Summary: more fruit picked (2.5 tons locally), more people leading harvests, more local charities sharing our fruit, more harvesting groups starting, planted 45 apple trees, working in South Kilburn and using the juice press much more.

Looking ahead to next year, we’ll have a social event in the new year and also a meeting to plan what we want to do next year. 

Fuller report 

This year 43 of us picked 1.5 tons of mostly pears and apples on 34 picks, compared with 936kg last year. Loquats were a new fruit and we hope to still pick medlars. Our sister group in Mapesbury harvested over a ton making a total of 2.5 tons! 

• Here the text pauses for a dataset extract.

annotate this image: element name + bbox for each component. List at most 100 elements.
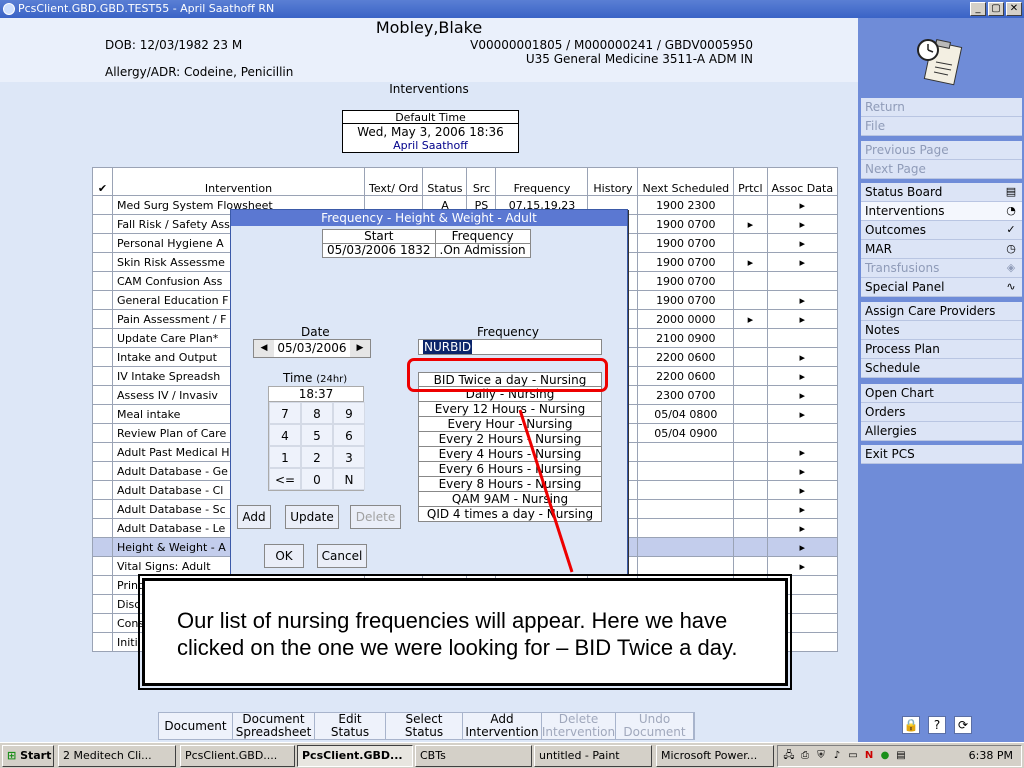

Because fruit ripened before schools opened we put more effort into finding different organisations to give fruit away to. Most of these work around mental health and learning disabilities eg Brent MIND, Kids Company, Brent Centre for Young People, a day centre on Shoot-Up Hill and PIP. Several groups took part or want to harvest with us and that was a highlight. For example, PIP, a learning disability charity for older teenagers harvested with us and then made chutney to sell at Maida Hill market. Our fruit also went to Rubies in the Rubble in Kings X, a social enterprise that employs marginalised people to make chutney, and two Jewish New Year celebrations.

We held 3 jam and chutney workshops for about 20 people in a local school making about 120 jars. They were popular and enjoyed if long days. Thanks to Marjory Fraser, Janet Cummins and Jon Daniels for leading these. We also had a publicity push for finding local jam and chutney makers aiming to create a virtual jam factory but not many people took this up.

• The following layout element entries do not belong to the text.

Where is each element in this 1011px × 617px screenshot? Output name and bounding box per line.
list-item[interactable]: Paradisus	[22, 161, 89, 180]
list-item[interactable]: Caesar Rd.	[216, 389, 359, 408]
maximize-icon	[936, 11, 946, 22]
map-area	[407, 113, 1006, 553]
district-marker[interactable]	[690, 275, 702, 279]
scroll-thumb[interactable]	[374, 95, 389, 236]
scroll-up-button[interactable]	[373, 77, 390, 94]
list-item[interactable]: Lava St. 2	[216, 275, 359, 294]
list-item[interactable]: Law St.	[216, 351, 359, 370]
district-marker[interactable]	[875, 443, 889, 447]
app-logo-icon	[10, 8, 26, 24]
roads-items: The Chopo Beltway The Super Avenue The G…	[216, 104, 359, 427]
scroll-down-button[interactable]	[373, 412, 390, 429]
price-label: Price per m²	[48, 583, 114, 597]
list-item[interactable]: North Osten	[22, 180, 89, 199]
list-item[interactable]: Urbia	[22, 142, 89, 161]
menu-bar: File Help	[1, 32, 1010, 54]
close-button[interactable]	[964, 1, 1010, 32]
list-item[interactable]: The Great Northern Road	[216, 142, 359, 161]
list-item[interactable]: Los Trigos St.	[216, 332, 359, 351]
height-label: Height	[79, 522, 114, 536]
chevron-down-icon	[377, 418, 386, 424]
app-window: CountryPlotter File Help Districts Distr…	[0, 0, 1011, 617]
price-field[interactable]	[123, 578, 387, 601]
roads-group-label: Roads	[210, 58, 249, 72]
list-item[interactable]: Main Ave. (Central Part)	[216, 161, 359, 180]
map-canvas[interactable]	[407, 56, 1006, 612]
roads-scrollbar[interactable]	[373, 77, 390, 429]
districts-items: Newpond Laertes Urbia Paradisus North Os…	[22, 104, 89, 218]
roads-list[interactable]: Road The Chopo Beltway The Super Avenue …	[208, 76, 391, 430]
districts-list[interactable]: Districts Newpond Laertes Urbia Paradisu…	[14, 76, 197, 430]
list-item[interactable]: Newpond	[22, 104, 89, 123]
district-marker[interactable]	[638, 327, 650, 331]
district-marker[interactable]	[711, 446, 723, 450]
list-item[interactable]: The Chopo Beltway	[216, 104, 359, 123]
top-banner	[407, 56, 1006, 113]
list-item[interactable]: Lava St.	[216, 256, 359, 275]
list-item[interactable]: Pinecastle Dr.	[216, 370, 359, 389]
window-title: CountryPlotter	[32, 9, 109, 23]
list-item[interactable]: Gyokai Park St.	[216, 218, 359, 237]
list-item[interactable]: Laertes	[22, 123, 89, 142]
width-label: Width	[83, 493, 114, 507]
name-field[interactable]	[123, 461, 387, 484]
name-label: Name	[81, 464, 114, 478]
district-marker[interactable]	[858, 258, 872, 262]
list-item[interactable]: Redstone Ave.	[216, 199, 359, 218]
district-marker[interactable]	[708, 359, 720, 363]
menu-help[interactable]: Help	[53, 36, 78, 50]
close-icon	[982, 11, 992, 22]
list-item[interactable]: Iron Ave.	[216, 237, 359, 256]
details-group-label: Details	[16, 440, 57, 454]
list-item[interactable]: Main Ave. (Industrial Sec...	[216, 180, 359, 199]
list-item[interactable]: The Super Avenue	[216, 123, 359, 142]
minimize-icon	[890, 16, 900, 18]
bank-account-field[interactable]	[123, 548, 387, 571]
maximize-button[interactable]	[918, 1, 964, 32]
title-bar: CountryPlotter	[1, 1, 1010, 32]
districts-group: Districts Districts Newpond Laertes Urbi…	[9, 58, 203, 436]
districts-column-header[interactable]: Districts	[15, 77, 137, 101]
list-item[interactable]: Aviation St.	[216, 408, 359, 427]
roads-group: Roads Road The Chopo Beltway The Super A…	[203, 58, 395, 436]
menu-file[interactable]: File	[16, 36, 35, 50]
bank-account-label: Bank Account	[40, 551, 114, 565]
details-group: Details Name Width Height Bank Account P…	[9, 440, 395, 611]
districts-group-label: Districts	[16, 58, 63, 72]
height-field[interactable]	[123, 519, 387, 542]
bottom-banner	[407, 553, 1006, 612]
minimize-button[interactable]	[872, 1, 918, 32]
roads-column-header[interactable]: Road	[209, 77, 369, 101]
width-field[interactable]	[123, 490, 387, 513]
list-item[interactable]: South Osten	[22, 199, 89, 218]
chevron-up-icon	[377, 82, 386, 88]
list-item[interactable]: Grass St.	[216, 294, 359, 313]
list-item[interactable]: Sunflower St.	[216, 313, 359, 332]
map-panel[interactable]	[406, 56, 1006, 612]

Even better than picking all the fruit ourselves is helping others to do so. We lent the picking tool out more through the library in Queens Park (7 times) and by word of mouth (5 times). The fruit press was very well used this year – 10 times in all, 5 by ourselves and 5 by 3 organisations including schools. We got very good feedback from that.

Pruning training was popular in the winter again with 12 people trained here and another 12 in neighbouring Mapesbury. Thanks to Laurence Usherwood, Brent Council’s Tree Officer.

A highlight of the year was planting 45 dwarf apple trees in a group of town houses on South Kilburn housing estate. I was surprised by the high level of interest in fruit trees. Even though these houses have very small and often paved gardens 44 out of 66 eligible properties took up the offer. Also on this estate we harvested and made juice from a large apple tree with the local residents group, Friends of Chippenham Gardens. We also finally harvested crab apples from nearby streets, picking 70kg of an estimated 750kg. We made jelly and gave some to the houses facing the trees.

Another highlight was making apple juice outside Argos on Kilburn High Road, which was very popular with passers by. This and a lot of our other activities were covered by the very supportive Kilburn Times. Together with the activities in South Kilburn we’ve now covered every part of our patch including the less leafy areas.

This year 3 other people led harvests, following a training session – thanks to Marjory, Matthew and Sanchia. I was very encouraged by that and would like it to increase again next year. For the group to be sustainable we need to continue to spread the organising and leading.

We have helped with a few picks in neighbouring Willesden, who have started a Transition group this year and are storing apples to make into a hot punch for the ‘Willesden Green Wassail’ in the new year – a local event now in its third year. 2012’s is at Willesden Green station at 2.15pm on Sunday January 22nd. We’re also helping possible harvesting groups start in Cricklewood.

We’re deliberately not promoting the scheme too widely to match what we can pick but still had to turn a few more trees down this year. We got some great photos this year from the wonderful Jonathan Goldberg  and were also filmed. At times we had more camera people than harvesters!

Possibilities for next year include creating sub-groups; making cider with a local pub, increase contacts with schools; try to distribute through charity shops; maybe focus more on raising awareness of fruit waste; get designed signs and publicity material such as photos on a banner; promote picks for people who’ve never picked with us before; involve circus performers to climb trees.